Right? So look at all the things that you see, listen for all the things that you hear. If you, you might feel something the fan might be blowing on you, you might feel your body and your chair anything that you smell. So anything that you, that you see, if you will, with your senses. And identify. So let's just do one for vis visualization.
So the things around your, around your environment, what do you see? Name them out loud. I see a. And the clock is round it's black. I see a printer, I see a light, I see a computer, and the more detailed that you can get, like color and shape and things like that can be very, very helpful because when you're in a panic mode and when your anxiety is so high, You're not present in the moment.
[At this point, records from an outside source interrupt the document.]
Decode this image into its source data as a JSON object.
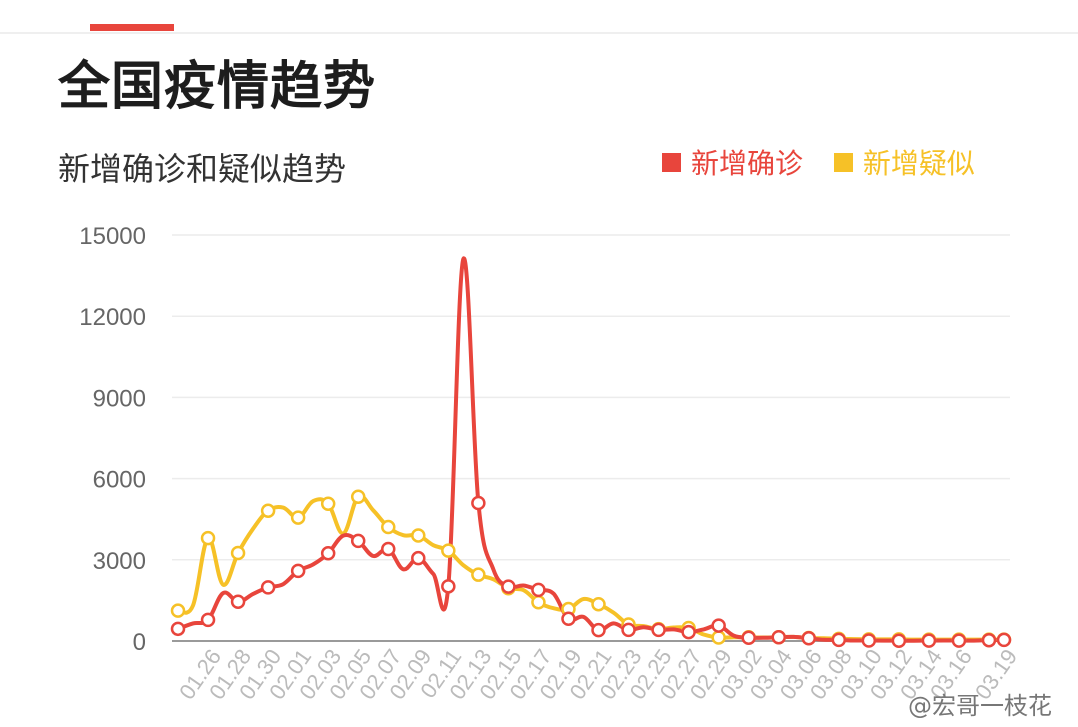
{
  "header": {
    "title": "全国疫情趋势"
  },
  "chart_data": {
    "type": "line",
    "title": "新增确诊和疑似趋势",
    "xlabel": "",
    "ylabel": "",
    "ylim": [
      0,
      15000
    ],
    "yticks": [
      0,
      3000,
      6000,
      9000,
      12000,
      15000
    ],
    "ytick_labels": [
      "0",
      "3000",
      "6000",
      "9000",
      "12000",
      "15000"
    ],
    "grid": true,
    "legend_position": "top-right",
    "x": [
      "01.24",
      "01.25",
      "01.26",
      "01.27",
      "01.28",
      "01.29",
      "01.30",
      "01.31",
      "02.01",
      "02.02",
      "02.03",
      "02.04",
      "02.05",
      "02.06",
      "02.07",
      "02.08",
      "02.09",
      "02.10",
      "02.11",
      "02.12",
      "02.13",
      "02.14",
      "02.15",
      "02.16",
      "02.17",
      "02.18",
      "02.19",
      "02.20",
      "02.21",
      "02.22",
      "02.23",
      "02.24",
      "02.25",
      "02.26",
      "02.27",
      "02.28",
      "02.29",
      "03.01",
      "03.02",
      "03.03",
      "03.04",
      "03.05",
      "03.06",
      "03.07",
      "03.08",
      "03.09",
      "03.10",
      "03.11",
      "03.12",
      "03.13",
      "03.14",
      "03.15",
      "03.16",
      "03.17",
      "03.18",
      "03.19"
    ],
    "xtick_labels": [
      "01.26",
      "01.28",
      "01.30",
      "02.01",
      "02.03",
      "02.05",
      "02.07",
      "02.09",
      "02.11",
      "02.13",
      "02.15",
      "02.17",
      "02.19",
      "02.21",
      "02.23",
      "02.25",
      "02.27",
      "02.29",
      "03.02",
      "03.04",
      "03.06",
      "03.08",
      "03.10",
      "03.12",
      "03.14",
      "03.16",
      "03.19"
    ],
    "series": [
      {
        "name": "新增确诊",
        "color": "#e8453c",
        "values": [
          450,
          650,
          780,
          1770,
          1450,
          1740,
          1980,
          2100,
          2590,
          2830,
          3240,
          3890,
          3700,
          3140,
          3400,
          2650,
          3060,
          2480,
          2020,
          14110,
          5100,
          2640,
          2010,
          2050,
          1890,
          1750,
          820,
          890,
          400,
          650,
          410,
          510,
          410,
          430,
          330,
          430,
          570,
          200,
          120,
          120,
          140,
          150,
          100,
          45,
          40,
          20,
          20,
          15,
          10,
          10,
          15,
          20,
          15,
          15,
          30,
          40
        ]
      },
      {
        "name": "新增疑似",
        "color": "#f6c127",
        "values": [
          1120,
          1310,
          3800,
          2080,
          3250,
          4150,
          4810,
          4930,
          4560,
          5170,
          5070,
          3970,
          5330,
          4830,
          4210,
          3910,
          3900,
          3540,
          3340,
          2800,
          2450,
          2280,
          1950,
          1880,
          1430,
          1210,
          1180,
          1550,
          1360,
          1050,
          610,
          550,
          440,
          500,
          480,
          240,
          130,
          140,
          140,
          130,
          140,
          150,
          110,
          100,
          80,
          70,
          60,
          60,
          60,
          50,
          50,
          50,
          50,
          50,
          50,
          50
        ]
      }
    ]
  },
  "watermark": "@宏哥一枝花"
}
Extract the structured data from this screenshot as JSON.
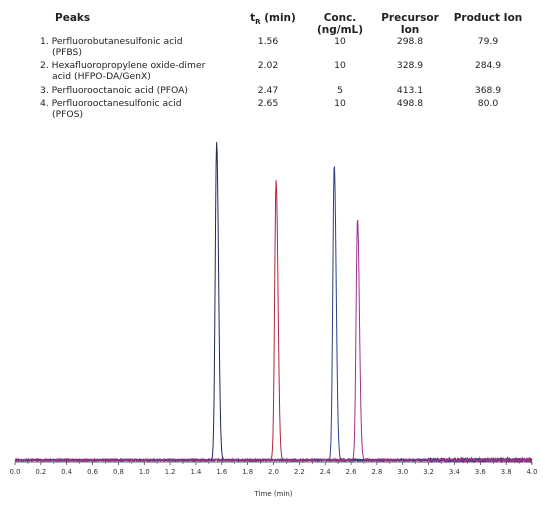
{
  "table": {
    "headers": {
      "peaks": "Peaks",
      "tr_main": "t",
      "tr_sub": "R",
      "tr_unit": " (min)",
      "conc_line1": "Conc.",
      "conc_line2": "(ng/mL)",
      "precursor_line1": "Precursor",
      "precursor_line2": "Ion",
      "product": "Product Ion"
    },
    "rows": [
      {
        "name_line1": "1. Perfluorobutanesulfonic acid",
        "name_line2": "(PFBS)",
        "tr": "1.56",
        "conc": "10",
        "precursor": "298.8",
        "product": "79.9"
      },
      {
        "name_line1": "2. Hexafluoropropylene oxide-dimer",
        "name_line2": "acid (HFPO-DA/GenX)",
        "tr": "2.02",
        "conc": "10",
        "precursor": "328.9",
        "product": "284.9"
      },
      {
        "name_line1": "3. Perfluorooctanoic acid (PFOA)",
        "name_line2": "",
        "tr": "2.47",
        "conc": "5",
        "precursor": "413.1",
        "product": "368.9"
      },
      {
        "name_line1": "4. Perfluorooctanesulfonic acid",
        "name_line2": "(PFOS)",
        "tr": "2.65",
        "conc": "10",
        "precursor": "498.8",
        "product": "80.0"
      }
    ]
  },
  "chart_data": {
    "type": "line",
    "xlabel": "Time (min)",
    "ylabel": "",
    "xlim": [
      0.0,
      4.0
    ],
    "ylim": [
      0,
      1.0
    ],
    "xticks": [
      "0.0",
      "0.2",
      "0.4",
      "0.6",
      "0.8",
      "1.0",
      "1.2",
      "1.4",
      "1.6",
      "1.8",
      "2.0",
      "2.2",
      "2.4",
      "2.6",
      "2.8",
      "3.0",
      "3.2",
      "3.4",
      "3.6",
      "3.8",
      "4.0"
    ],
    "grid": false,
    "series": [
      {
        "peak_time": 1.56,
        "relative_height": 1.0,
        "color": "#1f2a5a"
      },
      {
        "peak_time": 2.02,
        "relative_height": 0.88,
        "color": "#b0243a"
      },
      {
        "peak_time": 2.47,
        "relative_height": 0.93,
        "color": "#2a3f8c"
      },
      {
        "peak_time": 2.65,
        "relative_height": 0.76,
        "color": "#a0308f"
      }
    ]
  }
}
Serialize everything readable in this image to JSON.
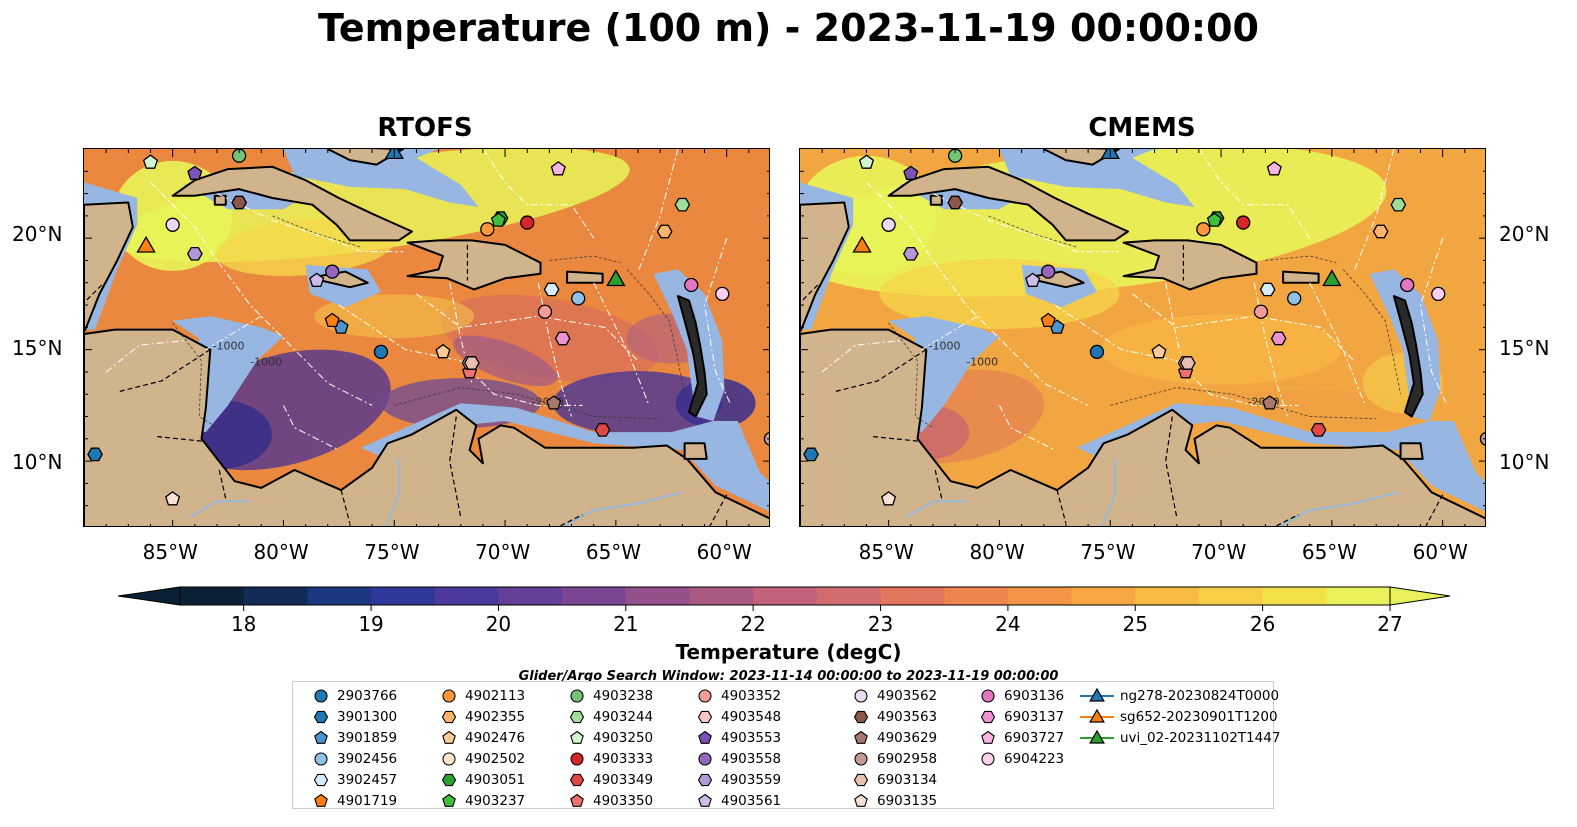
{
  "title": "Temperature (100 m) - 2023-11-19 00:00:00",
  "panels": [
    {
      "title": "RTOFS",
      "style": "cold"
    },
    {
      "title": "CMEMS",
      "style": "warm"
    }
  ],
  "map": {
    "lon_labels": [
      "85°W",
      "80°W",
      "75°W",
      "70°W",
      "65°W",
      "60°W"
    ],
    "lat_labels": [
      "20°N",
      "15°N",
      "10°N"
    ],
    "lon_range": [
      -89,
      -58
    ],
    "lat_range": [
      7,
      24
    ],
    "contour_labels": [
      "-1000",
      "-1000",
      "-2000"
    ],
    "colors": {
      "land": "#d2b48c",
      "shallow": "#97b6e1",
      "deep": "#0b2035",
      "warm": "#f4a040",
      "hot": "#e8f458",
      "cold": "#5a3a8c"
    }
  },
  "colorbar": {
    "ticks": [
      "18",
      "19",
      "20",
      "21",
      "22",
      "23",
      "24",
      "25",
      "26",
      "27"
    ],
    "label": "Temperature (degC)",
    "range": [
      18,
      27
    ],
    "colors": [
      "#0b2035",
      "#112d57",
      "#1c3680",
      "#2f3799",
      "#4b3a9b",
      "#633f98",
      "#7b4792",
      "#93508b",
      "#aa5983",
      "#c0627a",
      "#d26b6d",
      "#e2765e",
      "#ef844f",
      "#f59445",
      "#f7a742",
      "#f8bb42",
      "#f6cf45",
      "#f2e14b",
      "#e9f15a"
    ]
  },
  "search_window": "Glider/Argo Search Window: 2023-11-14 00:00:00 to 2023-11-19 00:00:00",
  "legend": [
    {
      "label": "2903766",
      "marker": "circle",
      "color": "#1f77b4"
    },
    {
      "label": "3901300",
      "marker": "hexagon",
      "color": "#1f77b4"
    },
    {
      "label": "3901859",
      "marker": "pentagon",
      "color": "#4c94d0"
    },
    {
      "label": "3902456",
      "marker": "circle",
      "color": "#8fc3e6"
    },
    {
      "label": "3902457",
      "marker": "hexagon",
      "color": "#d5ecfa"
    },
    {
      "label": "4901719",
      "marker": "pentagon",
      "color": "#ff7f0e"
    },
    {
      "label": "4902113",
      "marker": "circle",
      "color": "#ff9640"
    },
    {
      "label": "4902355",
      "marker": "hexagon",
      "color": "#ffb46e"
    },
    {
      "label": "4902476",
      "marker": "pentagon",
      "color": "#ffcc99"
    },
    {
      "label": "4902502",
      "marker": "circle",
      "color": "#ffe6cc"
    },
    {
      "label": "4903051",
      "marker": "hexagon",
      "color": "#2ca02c"
    },
    {
      "label": "4903237",
      "marker": "pentagon",
      "color": "#3dbf3d"
    },
    {
      "label": "4903238",
      "marker": "circle",
      "color": "#74c476"
    },
    {
      "label": "4903244",
      "marker": "hexagon",
      "color": "#a1dd9b"
    },
    {
      "label": "4903250",
      "marker": "pentagon",
      "color": "#d3f5cf"
    },
    {
      "label": "4903333",
      "marker": "circle",
      "color": "#d62728"
    },
    {
      "label": "4903349",
      "marker": "hexagon",
      "color": "#e04848"
    },
    {
      "label": "4903350",
      "marker": "pentagon",
      "color": "#ee7070"
    },
    {
      "label": "4903352",
      "marker": "circle",
      "color": "#f59c9a"
    },
    {
      "label": "4903548",
      "marker": "hexagon",
      "color": "#fac6c4"
    },
    {
      "label": "4903553",
      "marker": "pentagon",
      "color": "#7d52b8"
    },
    {
      "label": "4903558",
      "marker": "circle",
      "color": "#9467bd"
    },
    {
      "label": "4903559",
      "marker": "hexagon",
      "color": "#b398d6"
    },
    {
      "label": "4903561",
      "marker": "pentagon",
      "color": "#d0bce8"
    },
    {
      "label": "4903562",
      "marker": "circle",
      "color": "#ead9f7"
    },
    {
      "label": "4903563",
      "marker": "hexagon",
      "color": "#8c564b"
    },
    {
      "label": "4903629",
      "marker": "pentagon",
      "color": "#a8786c"
    },
    {
      "label": "6902958",
      "marker": "circle",
      "color": "#c49c94"
    },
    {
      "label": "6903134",
      "marker": "hexagon",
      "color": "#e8bfb3"
    },
    {
      "label": "6903135",
      "marker": "pentagon",
      "color": "#f9e1d6"
    },
    {
      "label": "6903136",
      "marker": "circle",
      "color": "#e377c2"
    },
    {
      "label": "6903137",
      "marker": "hexagon",
      "color": "#ec92d0"
    },
    {
      "label": "6903727",
      "marker": "pentagon",
      "color": "#f5b5e0"
    },
    {
      "label": "6904223",
      "marker": "circle",
      "color": "#fbd1ee"
    },
    {
      "label": "ng278-20230824T0000",
      "marker": "triangle-line",
      "color": "#1f77b4"
    },
    {
      "label": "sg652-20230901T1200",
      "marker": "triangle-line",
      "color": "#ff7f0e"
    },
    {
      "label": "uvi_02-20231102T1447",
      "marker": "triangle-line",
      "color": "#2ca02c"
    }
  ],
  "floats": [
    {
      "id": "2903766",
      "marker": "circle",
      "color": "#1f77b4",
      "lon": -75.6,
      "lat": 14.9
    },
    {
      "id": "3901300",
      "marker": "hexagon",
      "color": "#1f77b4",
      "lon": -88.5,
      "lat": 10.3
    },
    {
      "id": "3901859",
      "marker": "pentagon",
      "color": "#4c94d0",
      "lon": -77.4,
      "lat": 16.0
    },
    {
      "id": "3902456",
      "marker": "circle",
      "color": "#8fc3e6",
      "lon": -66.7,
      "lat": 17.3
    },
    {
      "id": "3902457",
      "marker": "hexagon",
      "color": "#d5ecfa",
      "lon": -67.9,
      "lat": 17.7
    },
    {
      "id": "4901719",
      "marker": "pentagon",
      "color": "#ff7f0e",
      "lon": -77.8,
      "lat": 16.3
    },
    {
      "id": "4902113",
      "marker": "circle",
      "color": "#ff9640",
      "lon": -70.8,
      "lat": 20.4
    },
    {
      "id": "4902355",
      "marker": "hexagon",
      "color": "#ffb46e",
      "lon": -62.8,
      "lat": 20.3
    },
    {
      "id": "4902476",
      "marker": "pentagon",
      "color": "#ffcc99",
      "lon": -72.8,
      "lat": 14.9
    },
    {
      "id": "4902502",
      "marker": "circle",
      "color": "#ffe6cc",
      "lon": -58.0,
      "lat": 11.0
    },
    {
      "id": "4903051",
      "marker": "hexagon",
      "color": "#2ca02c",
      "lon": -70.2,
      "lat": 20.9
    },
    {
      "id": "4903237",
      "marker": "pentagon",
      "color": "#3dbf3d",
      "lon": -70.3,
      "lat": 20.8
    },
    {
      "id": "4903238",
      "marker": "circle",
      "color": "#74c476",
      "lon": -82.0,
      "lat": 23.7
    },
    {
      "id": "4903244",
      "marker": "hexagon",
      "color": "#a1dd9b",
      "lon": -62.0,
      "lat": 21.5
    },
    {
      "id": "4903250",
      "marker": "pentagon",
      "color": "#d3f5cf",
      "lon": -86.0,
      "lat": 23.4
    },
    {
      "id": "4903333",
      "marker": "circle",
      "color": "#d62728",
      "lon": -69.0,
      "lat": 20.7
    },
    {
      "id": "4903349",
      "marker": "hexagon",
      "color": "#e04848",
      "lon": -65.6,
      "lat": 11.4
    },
    {
      "id": "4903350",
      "marker": "pentagon",
      "color": "#ee7070",
      "lon": -71.6,
      "lat": 14.0
    },
    {
      "id": "4903352",
      "marker": "circle",
      "color": "#f59c9a",
      "lon": -68.2,
      "lat": 16.7
    },
    {
      "id": "4903548",
      "marker": "hexagon",
      "color": "#fac6c4",
      "lon": -71.6,
      "lat": 14.4
    },
    {
      "id": "4903553",
      "marker": "pentagon",
      "color": "#7d52b8",
      "lon": -84.0,
      "lat": 22.9
    },
    {
      "id": "4903558",
      "marker": "circle",
      "color": "#9467bd",
      "lon": -77.8,
      "lat": 18.5
    },
    {
      "id": "4903559",
      "marker": "hexagon",
      "color": "#b398d6",
      "lon": -84.0,
      "lat": 19.3
    },
    {
      "id": "4903561",
      "marker": "pentagon",
      "color": "#d0bce8",
      "lon": -78.5,
      "lat": 18.1
    },
    {
      "id": "4903562",
      "marker": "circle",
      "color": "#ead9f7",
      "lon": -85.0,
      "lat": 20.6
    },
    {
      "id": "4903563",
      "marker": "hexagon",
      "color": "#8c564b",
      "lon": -82.0,
      "lat": 21.6
    },
    {
      "id": "4903629",
      "marker": "pentagon",
      "color": "#a8786c",
      "lon": -67.8,
      "lat": 12.6
    },
    {
      "id": "6902958",
      "marker": "circle",
      "color": "#c49c94",
      "lon": -58.0,
      "lat": 11.0
    },
    {
      "id": "6903134",
      "marker": "hexagon",
      "color": "#e8bfb3",
      "lon": -71.5,
      "lat": 14.4
    },
    {
      "id": "6903135",
      "marker": "pentagon",
      "color": "#f9e1d6",
      "lon": -85.0,
      "lat": 8.3
    },
    {
      "id": "6903136",
      "marker": "circle",
      "color": "#e377c2",
      "lon": -61.6,
      "lat": 17.9
    },
    {
      "id": "6903137",
      "marker": "hexagon",
      "color": "#ec92d0",
      "lon": -67.4,
      "lat": 15.5
    },
    {
      "id": "6903727",
      "marker": "pentagon",
      "color": "#f5b5e0",
      "lon": -67.6,
      "lat": 23.1
    },
    {
      "id": "6904223",
      "marker": "circle",
      "color": "#fbd1ee",
      "lon": -60.2,
      "lat": 17.5
    }
  ],
  "gliders": [
    {
      "id": "ng278-20230824T0000",
      "color": "#1f77b4",
      "lon": -75.0,
      "lat": 23.8
    },
    {
      "id": "sg652-20230901T1200",
      "color": "#ff7f0e",
      "lon": -86.2,
      "lat": 19.6
    },
    {
      "id": "uvi_02-20231102T1447",
      "color": "#2ca02c",
      "lon": -65.0,
      "lat": 18.1
    }
  ]
}
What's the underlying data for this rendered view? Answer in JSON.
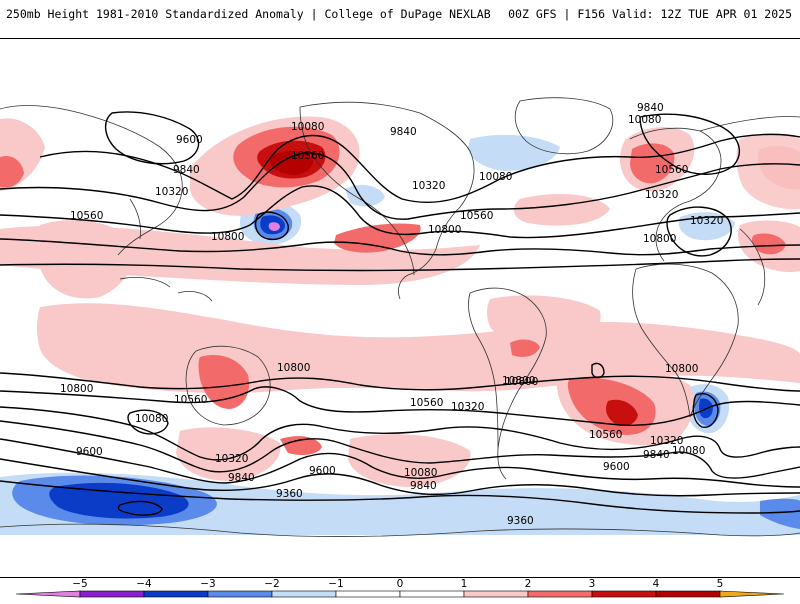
{
  "header": {
    "title_left": "250mb Height 1981-2010 Standardized Anomaly | College of DuPage NEXLAB",
    "title_right": "00Z GFS | F156 Valid: 12Z TUE APR 01 2025"
  },
  "colors": {
    "neg5": "#e080e0",
    "neg4": "#8a1fd0",
    "neg3": "#0a3cc8",
    "neg2": "#5a8aea",
    "neg1": "#c4dcf6",
    "zero": "#ffffff",
    "pos1": "#f9c8c8",
    "pos2": "#f26a6a",
    "pos3": "#c80f0f",
    "pos4": "#b40000",
    "pos5": "#f0a818",
    "coast": "#333333",
    "contour": "#000000"
  },
  "colorbar": {
    "ticks": [
      -5,
      -4,
      -3,
      -2,
      -1,
      0,
      1,
      2,
      3,
      4,
      5
    ],
    "tick_labels": [
      "−5",
      "−4",
      "−3",
      "−2",
      "−1",
      "0",
      "1",
      "2",
      "3",
      "4",
      "5"
    ]
  },
  "contour_labels": [
    {
      "text": "10080"
    },
    {
      "text": "10560"
    },
    {
      "text": "9600"
    },
    {
      "text": "9840"
    },
    {
      "text": "10320"
    },
    {
      "text": "10560"
    },
    {
      "text": "10800"
    },
    {
      "text": "9840"
    },
    {
      "text": "10320"
    },
    {
      "text": "10080"
    },
    {
      "text": "10560"
    },
    {
      "text": "10800"
    },
    {
      "text": "9840"
    },
    {
      "text": "10080"
    },
    {
      "text": "10560"
    },
    {
      "text": "10320"
    },
    {
      "text": "10320"
    },
    {
      "text": "10800"
    },
    {
      "text": "10800"
    },
    {
      "text": "10800"
    },
    {
      "text": "10560"
    },
    {
      "text": "10080"
    },
    {
      "text": "9600"
    },
    {
      "text": "10320"
    },
    {
      "text": "9840"
    },
    {
      "text": "9360"
    },
    {
      "text": "9600"
    },
    {
      "text": "10800"
    },
    {
      "text": "10560"
    },
    {
      "text": "10320"
    },
    {
      "text": "10080"
    },
    {
      "text": "9840"
    },
    {
      "text": "10800"
    },
    {
      "text": "10560"
    },
    {
      "text": "10320"
    },
    {
      "text": "10080"
    },
    {
      "text": "9840"
    },
    {
      "text": "9600"
    },
    {
      "text": "9360"
    },
    {
      "text": "10800"
    }
  ]
}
You're, you're somewhere out in the future, right? Cuz you're anticipating something bad's gonna happen. But when you do active observation, it forces you to slow down and to be in the moment to be present at the moment. So look around, and identify the things that you see. Listen, take a moment. Be silent. You might hear a plane that goes by, you might hear a lawnmower, you might hear a car that goes by, and you might hear a bird chirping in the background.
So name everything that you hear, name, everything that you see, do you feel, what, what do you feel where you're at in your body? The physical sensation, you might feel a breeze. You might feel your body weight in your chair. You might have an, a. That you can identify. My, arm is sore for instance. And, and then if there's could be what you smell, it could be what you taste.
So whatever is around you use that as an active observation as a way to bring your mind focused on the present the here and now, because your emotion of anxiety is getting your way into the future of something that may or may not happen. Try that try the, smell, the flowers, and blow out the candles and active observation.
So, parents, you can, you can work with your child on that, and that could be something every day that you do as a routine in the morning. Adults, if you struggle with back to school, anxiety that's something that you can a part of your routine in the morning, or maybe on your drive to. So I hope that's been helpful.
It's a very real thing. Back to school. Anxiety is a very real thing and it affects thousands and thousands and thousands of people. And so it's a real thing and it's a struggle. And so often we, we don't talk about it. Chances are your child is not gonna go to school and talk about, oh, I have social or back-to-school anxiety.
What do you have? It's not gonna happen. Right. And his chances are, if you're an educator, you're not gonna talk to another educator and say, I have a lot of back-to-school anxiety. Maybe you, you have that relationship be great if you did, but chances are we keep it to ourselves. And so it's important for us to know what can we do to help manage that back-to-school anxiety.
All right. Well, I hope this has been helpful again. And if you are experiencing the back to school anxiety, I hope you use these techniques that I talked about to help manage them. And let me know. I always love to know if this has been helpful for you. It, and also if there's any particular topic you want me to talk about, let me know.
I want to continue to know what it is you wanna listen to, and I want it to be as helpful as. All right. Well, good luck going back to school. If that's you, if you're going back to school, if you're a parent, has a child going back to school, I hope it goes well, I hope it's a good start. And just be mindful and listen and validate their emotions.